Of course, as with any good tax statute, there are many exceptions to these self-dealing transactions. For example, a private foundation may furnish facilities to a disqualified person if the furnishing is made on a basis no more favorable than that which the facilities are made available to the general public
Penalty: Five- to 200-percent of the amount involved.
IRC section 4942 requires private foundations to distribute a certain amount of its assets on a yearly basis. That statute, which is a labyrinth of definitions and math equations, generally requires a private foundation to make “qualified distributions” in an amount equal to five-percent of the fair market value of the foundation’s non-charitable assets.
The methodology for calculating the fair market value of the foundation’s non-charitable assets varies depending on the nature of the asset (e.g., securities are valued differently than land). Qualified distributions include reasonable administrative expenses, amounts paid to accomplish one of the charitable goals of the foundation, and amounts paid to acquire an asset used directly in carrying out the foundation’s charitable goals. Qualified distributions in excess of five-percent requirement can be carried over to five subsequent years.
Penalty: Thirty- to 100-percent of the amount that should have been distributed.
Excess Business Holdings
IRC section 4943 provides that a private foundation and its disqualified persons may not—together—own more than 20 percent of voting stock in a business enterprise.
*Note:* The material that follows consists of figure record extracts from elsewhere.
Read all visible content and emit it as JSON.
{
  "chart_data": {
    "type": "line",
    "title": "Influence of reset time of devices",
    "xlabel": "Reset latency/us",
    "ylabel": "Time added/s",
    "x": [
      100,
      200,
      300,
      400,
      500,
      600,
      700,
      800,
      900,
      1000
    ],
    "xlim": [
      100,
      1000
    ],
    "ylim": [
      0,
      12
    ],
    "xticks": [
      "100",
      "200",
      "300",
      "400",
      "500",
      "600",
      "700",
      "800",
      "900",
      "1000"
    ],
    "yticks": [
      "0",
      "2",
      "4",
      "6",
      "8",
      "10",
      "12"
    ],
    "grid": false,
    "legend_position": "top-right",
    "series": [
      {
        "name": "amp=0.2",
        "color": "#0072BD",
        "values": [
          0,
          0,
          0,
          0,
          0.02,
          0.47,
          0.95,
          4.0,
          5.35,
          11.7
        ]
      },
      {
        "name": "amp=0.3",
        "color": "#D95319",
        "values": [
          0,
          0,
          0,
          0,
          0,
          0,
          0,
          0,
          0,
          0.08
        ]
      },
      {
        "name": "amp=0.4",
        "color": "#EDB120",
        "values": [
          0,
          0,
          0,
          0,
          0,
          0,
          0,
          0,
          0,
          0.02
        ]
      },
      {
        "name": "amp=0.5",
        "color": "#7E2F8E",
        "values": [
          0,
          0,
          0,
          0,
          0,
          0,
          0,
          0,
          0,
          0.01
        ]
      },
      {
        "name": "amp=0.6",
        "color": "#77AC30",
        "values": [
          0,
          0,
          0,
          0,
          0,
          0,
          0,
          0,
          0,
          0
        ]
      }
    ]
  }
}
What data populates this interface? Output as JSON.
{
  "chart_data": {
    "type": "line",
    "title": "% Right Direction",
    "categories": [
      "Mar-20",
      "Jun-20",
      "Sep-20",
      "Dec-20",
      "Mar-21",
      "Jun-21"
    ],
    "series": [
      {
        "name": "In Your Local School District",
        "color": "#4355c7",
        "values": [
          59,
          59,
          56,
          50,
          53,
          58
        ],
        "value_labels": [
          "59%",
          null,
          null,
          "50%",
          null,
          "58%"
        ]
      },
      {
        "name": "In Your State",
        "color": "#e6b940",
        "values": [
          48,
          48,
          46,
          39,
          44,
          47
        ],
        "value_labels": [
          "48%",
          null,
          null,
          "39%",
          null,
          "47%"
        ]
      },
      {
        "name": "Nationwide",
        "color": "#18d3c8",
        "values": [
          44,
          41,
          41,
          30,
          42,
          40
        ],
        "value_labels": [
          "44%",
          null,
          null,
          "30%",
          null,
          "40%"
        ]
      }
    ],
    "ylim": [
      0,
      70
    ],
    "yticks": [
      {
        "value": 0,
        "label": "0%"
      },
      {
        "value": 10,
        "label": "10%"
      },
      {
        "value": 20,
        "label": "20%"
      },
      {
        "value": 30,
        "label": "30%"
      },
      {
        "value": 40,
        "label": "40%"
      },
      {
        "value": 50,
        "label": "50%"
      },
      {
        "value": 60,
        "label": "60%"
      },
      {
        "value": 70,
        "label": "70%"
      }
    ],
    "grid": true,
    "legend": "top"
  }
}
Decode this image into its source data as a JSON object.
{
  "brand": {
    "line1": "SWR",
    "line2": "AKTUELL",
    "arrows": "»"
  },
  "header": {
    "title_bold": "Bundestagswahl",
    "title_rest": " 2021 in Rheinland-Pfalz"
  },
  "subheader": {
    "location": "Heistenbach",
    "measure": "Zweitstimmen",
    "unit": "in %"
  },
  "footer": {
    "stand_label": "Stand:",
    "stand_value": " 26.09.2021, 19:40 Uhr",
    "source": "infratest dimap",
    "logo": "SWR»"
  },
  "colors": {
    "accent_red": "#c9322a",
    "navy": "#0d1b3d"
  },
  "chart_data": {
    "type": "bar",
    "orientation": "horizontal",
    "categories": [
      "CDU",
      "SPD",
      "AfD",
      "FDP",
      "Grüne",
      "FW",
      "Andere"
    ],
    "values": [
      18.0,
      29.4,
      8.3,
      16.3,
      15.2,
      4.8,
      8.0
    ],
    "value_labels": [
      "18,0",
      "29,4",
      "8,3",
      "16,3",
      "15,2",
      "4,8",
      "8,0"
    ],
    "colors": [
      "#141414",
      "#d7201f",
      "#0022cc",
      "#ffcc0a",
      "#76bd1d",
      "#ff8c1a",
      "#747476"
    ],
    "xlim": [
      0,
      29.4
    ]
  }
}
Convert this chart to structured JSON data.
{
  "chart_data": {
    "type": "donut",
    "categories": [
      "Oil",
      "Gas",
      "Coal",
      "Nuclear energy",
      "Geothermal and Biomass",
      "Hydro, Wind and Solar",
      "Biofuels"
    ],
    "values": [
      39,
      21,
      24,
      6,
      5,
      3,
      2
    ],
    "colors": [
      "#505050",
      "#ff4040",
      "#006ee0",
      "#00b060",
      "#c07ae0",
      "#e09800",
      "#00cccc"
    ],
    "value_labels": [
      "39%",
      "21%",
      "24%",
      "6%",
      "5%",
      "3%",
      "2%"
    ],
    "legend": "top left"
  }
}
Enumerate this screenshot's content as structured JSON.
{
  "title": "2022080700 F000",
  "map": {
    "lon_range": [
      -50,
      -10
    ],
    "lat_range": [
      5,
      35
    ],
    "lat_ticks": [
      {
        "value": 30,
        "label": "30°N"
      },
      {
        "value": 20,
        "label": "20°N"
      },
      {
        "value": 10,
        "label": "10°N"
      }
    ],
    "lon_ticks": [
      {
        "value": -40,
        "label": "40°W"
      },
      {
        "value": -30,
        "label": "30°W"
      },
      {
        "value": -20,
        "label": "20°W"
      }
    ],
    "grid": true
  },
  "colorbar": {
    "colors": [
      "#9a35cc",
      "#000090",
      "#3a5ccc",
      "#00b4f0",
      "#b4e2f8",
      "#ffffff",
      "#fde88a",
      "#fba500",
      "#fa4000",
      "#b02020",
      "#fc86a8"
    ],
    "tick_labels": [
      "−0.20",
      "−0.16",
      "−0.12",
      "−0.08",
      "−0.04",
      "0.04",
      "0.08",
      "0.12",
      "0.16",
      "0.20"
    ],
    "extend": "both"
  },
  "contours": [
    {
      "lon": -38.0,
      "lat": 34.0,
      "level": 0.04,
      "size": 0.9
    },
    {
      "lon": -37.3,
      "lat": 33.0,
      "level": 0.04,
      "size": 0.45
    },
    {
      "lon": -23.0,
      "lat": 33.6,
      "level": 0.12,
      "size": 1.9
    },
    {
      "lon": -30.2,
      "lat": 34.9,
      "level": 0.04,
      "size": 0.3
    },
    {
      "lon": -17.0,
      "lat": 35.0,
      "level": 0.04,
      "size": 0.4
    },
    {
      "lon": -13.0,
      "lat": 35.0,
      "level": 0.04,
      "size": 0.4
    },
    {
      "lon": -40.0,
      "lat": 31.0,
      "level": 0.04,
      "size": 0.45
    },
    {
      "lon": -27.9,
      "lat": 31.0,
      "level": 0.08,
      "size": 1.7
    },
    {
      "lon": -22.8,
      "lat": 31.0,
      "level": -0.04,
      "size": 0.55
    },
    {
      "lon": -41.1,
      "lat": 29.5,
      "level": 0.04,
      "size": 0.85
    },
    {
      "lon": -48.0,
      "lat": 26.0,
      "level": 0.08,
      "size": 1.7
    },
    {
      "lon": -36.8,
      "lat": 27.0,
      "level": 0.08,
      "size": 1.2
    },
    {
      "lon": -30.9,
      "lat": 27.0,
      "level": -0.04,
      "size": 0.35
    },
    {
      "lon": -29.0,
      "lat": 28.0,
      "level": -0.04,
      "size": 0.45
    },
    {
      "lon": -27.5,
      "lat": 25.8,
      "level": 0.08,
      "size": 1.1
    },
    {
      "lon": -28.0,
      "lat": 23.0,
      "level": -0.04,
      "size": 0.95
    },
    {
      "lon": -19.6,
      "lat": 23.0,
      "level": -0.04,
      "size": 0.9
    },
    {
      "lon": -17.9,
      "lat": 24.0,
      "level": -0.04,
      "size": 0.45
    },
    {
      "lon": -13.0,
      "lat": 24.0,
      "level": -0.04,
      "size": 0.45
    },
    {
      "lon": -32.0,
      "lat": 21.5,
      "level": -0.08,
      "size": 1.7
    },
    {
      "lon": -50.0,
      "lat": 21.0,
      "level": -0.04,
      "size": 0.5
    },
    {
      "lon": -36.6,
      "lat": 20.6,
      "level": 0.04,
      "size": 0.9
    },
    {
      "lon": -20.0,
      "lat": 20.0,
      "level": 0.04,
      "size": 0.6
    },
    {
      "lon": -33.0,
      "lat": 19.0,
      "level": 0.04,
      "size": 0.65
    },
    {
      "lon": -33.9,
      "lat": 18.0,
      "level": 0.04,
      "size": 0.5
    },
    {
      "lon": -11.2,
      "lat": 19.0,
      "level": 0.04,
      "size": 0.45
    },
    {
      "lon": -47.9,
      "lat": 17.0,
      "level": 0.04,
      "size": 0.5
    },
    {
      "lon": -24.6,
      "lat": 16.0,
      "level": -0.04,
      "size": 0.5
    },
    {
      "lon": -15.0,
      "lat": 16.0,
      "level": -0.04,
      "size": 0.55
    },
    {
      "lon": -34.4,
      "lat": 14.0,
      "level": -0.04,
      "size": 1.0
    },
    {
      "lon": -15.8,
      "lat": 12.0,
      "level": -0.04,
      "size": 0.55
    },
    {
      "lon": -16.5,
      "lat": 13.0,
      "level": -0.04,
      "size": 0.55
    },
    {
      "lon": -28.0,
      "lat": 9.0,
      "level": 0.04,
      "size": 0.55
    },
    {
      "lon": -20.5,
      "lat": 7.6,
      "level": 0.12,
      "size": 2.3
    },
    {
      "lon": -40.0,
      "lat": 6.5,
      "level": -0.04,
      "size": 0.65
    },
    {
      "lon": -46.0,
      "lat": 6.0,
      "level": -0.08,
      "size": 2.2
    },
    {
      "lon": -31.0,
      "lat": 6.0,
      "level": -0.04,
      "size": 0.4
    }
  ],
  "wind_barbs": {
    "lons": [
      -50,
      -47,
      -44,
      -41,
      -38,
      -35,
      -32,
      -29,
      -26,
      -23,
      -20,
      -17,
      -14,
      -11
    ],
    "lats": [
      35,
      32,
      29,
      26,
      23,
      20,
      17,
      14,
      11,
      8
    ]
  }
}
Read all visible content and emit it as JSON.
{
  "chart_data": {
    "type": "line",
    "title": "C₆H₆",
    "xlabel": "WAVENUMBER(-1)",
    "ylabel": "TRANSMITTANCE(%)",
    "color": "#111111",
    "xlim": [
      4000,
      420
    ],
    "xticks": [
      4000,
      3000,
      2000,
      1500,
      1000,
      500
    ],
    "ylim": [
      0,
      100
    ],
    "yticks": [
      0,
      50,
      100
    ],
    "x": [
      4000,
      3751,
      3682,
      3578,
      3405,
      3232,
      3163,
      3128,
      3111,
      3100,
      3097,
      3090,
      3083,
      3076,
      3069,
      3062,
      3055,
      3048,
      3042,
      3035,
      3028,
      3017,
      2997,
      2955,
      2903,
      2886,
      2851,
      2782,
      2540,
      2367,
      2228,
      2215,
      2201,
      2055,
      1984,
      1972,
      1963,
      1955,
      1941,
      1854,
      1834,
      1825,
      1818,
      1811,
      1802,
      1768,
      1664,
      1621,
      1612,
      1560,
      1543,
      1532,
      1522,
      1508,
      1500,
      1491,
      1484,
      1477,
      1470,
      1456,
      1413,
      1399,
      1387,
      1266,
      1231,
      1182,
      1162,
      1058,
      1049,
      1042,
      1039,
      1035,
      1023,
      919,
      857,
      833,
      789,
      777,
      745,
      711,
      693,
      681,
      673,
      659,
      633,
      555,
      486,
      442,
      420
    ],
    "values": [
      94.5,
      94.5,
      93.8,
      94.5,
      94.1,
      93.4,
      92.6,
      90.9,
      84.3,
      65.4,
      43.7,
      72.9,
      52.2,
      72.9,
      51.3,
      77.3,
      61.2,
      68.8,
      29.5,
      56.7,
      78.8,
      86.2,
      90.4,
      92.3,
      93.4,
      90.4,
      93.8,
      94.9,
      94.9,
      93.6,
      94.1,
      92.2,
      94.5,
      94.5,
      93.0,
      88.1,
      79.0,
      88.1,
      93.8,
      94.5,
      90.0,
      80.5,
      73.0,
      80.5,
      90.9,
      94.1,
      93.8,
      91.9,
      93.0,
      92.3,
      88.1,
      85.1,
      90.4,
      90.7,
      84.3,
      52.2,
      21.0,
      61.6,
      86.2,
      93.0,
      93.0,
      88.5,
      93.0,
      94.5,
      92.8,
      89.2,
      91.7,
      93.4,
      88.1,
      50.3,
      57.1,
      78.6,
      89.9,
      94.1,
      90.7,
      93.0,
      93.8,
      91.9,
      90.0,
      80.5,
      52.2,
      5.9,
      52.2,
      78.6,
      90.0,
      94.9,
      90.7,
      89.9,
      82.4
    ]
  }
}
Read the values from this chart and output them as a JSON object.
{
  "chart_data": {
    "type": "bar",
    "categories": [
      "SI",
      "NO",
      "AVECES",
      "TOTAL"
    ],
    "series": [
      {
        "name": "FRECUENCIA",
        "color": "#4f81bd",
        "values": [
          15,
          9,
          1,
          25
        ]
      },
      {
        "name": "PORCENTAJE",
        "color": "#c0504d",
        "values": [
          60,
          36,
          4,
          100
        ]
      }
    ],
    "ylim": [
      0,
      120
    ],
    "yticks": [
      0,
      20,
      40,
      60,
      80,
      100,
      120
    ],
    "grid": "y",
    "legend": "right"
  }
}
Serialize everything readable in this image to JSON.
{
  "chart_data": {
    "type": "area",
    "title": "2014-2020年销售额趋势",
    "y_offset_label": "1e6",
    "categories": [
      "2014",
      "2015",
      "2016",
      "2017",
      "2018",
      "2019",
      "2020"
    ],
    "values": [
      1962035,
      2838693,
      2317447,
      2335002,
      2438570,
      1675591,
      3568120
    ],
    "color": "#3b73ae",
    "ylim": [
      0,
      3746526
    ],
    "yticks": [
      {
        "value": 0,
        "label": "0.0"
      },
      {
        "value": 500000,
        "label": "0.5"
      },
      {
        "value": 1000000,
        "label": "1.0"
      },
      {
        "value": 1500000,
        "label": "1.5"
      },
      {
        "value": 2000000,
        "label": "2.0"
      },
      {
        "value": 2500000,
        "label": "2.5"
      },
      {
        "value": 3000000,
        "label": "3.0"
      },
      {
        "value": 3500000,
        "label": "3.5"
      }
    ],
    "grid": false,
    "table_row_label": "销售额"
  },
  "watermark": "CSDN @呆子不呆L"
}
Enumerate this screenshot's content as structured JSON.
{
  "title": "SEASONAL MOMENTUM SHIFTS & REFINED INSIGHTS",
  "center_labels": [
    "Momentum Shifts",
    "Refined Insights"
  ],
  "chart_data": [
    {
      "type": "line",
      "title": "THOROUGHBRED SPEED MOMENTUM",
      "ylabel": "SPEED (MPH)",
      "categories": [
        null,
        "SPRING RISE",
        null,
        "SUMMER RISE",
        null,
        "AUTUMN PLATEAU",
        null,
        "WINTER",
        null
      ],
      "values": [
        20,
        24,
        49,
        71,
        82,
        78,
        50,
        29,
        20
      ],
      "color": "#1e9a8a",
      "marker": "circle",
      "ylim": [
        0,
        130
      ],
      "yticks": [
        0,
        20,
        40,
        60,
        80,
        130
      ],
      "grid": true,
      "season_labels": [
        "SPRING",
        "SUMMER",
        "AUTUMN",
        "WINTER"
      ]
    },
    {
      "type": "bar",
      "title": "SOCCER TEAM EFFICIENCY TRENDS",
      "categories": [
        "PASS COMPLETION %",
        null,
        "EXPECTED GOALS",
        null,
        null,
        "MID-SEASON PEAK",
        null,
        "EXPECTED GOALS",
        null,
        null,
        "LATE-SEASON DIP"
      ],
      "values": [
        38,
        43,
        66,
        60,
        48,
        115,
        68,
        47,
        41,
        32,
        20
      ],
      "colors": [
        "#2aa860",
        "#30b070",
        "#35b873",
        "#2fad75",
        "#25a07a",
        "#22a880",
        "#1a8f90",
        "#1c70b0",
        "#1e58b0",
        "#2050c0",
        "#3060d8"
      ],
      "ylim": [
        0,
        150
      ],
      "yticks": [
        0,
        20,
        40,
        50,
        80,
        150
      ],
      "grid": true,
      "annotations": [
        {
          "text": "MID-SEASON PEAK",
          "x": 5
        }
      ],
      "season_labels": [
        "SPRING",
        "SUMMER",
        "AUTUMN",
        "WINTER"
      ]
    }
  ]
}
Again, there are exceptions to this rule. The two-percent de minimis rule provides an exception to the excess business holdings rules if the private foundation owns 2 percent or less of the voting stock and 2 percent or less in value of all outstanding shares of all classes of stock. Additionally, a private foundation and its disqualified persons may own up to 35 percent of a business enterprise if it can be shown that one or more persons who are not disqualified persons have effective control of the enterprise.
Penalty: Sale of investment to comply with requirements; possible 10-percent tax on the value of excess business holdings.
IRC section 4944 provides private foundations may not invest in a manner as to jeopardize the carrying out of any of its exempt purposes. While there is no hard and fast rule as to what type of investments would run afoul of this rule, prudent investments would tend to not “jeopardize the carrying out of any” of the private foundation’s exempt purposes.
Penalty: Removal of investments “from jeopardy”; ten-percent tax on the jeopardizing investment.
IRC section 4955 precludes private foundations from making “taxable expenditures.” Taxable expenditures include, among others, amounts paid or incurred to lobby; to influence the outcome of a specific public election; or as a grant to an individual for travel, study, or other similar purpose (unless certain procedures are put in place).
Penalties: Five- to 50-percent of the taxable expenditure.
Excise Tax on Net Investment Income
As with other tax-exempt organizations, private foundations generally do not pay income tax. Private foundations do, however, pay an annual 1- or 2-percent excise tax on their net investment income. This tax is used to offset the Federal government’s expenses incurred to regulate private foundation.
The material in this blog is not intended, nor should it be construed or relied upon, as legal advice. Please consult with an attorney if specific legal information is needed.